Ну, а наша Нина — это нечто! Бодрая старушка с огненно-рыжими волосами, ярко-красным маникюром, и дико красивыми зелеными глазами была душой нашей маленькой компании. Я без стеснения мог назвать ее матерью, столько она нянчилась со мной, с Милошем, с Сашкой. Она — тот самый крепкий цемент, что удерживает трех, ну хорошо, пока еще двух с половиной вспыльчивых мужиков на поводке. Где ласковым словом, где теплым объятием, а где и жестким, но не обидным материнским подзатыльником. Таить обиду на нее было невозможно. Одним своим присутствием она разряжала напряженную атмосферу. А еще она нас лечила.
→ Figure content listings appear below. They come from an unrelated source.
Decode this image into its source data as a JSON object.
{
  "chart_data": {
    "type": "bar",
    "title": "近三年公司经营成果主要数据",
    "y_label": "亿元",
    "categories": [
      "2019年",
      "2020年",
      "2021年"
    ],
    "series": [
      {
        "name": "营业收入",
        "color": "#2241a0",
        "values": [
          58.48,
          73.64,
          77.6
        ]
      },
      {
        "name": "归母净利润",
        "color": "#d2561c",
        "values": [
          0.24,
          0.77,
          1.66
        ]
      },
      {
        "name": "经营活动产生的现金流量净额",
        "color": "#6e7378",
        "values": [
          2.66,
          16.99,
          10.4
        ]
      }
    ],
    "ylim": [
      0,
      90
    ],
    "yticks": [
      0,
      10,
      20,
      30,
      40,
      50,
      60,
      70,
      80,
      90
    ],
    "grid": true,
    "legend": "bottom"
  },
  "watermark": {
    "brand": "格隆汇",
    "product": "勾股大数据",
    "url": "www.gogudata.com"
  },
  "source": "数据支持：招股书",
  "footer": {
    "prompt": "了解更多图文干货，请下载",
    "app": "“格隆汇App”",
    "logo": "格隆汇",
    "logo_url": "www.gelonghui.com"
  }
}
Если отец Сергий лечил души, то Нина лечила тело. Снадобьями, зельями, и хирургическим скальпелем. Внимательный слушатель, еще более опытный врач, она ставила на ноги безнадежно покалеченных максимум за три месяца. Несколько раз ее пытались переманить в другие отделы, но Нина была непреклонна и всегда возвращалась к нам — «своим мальчишкам», как она нас называла.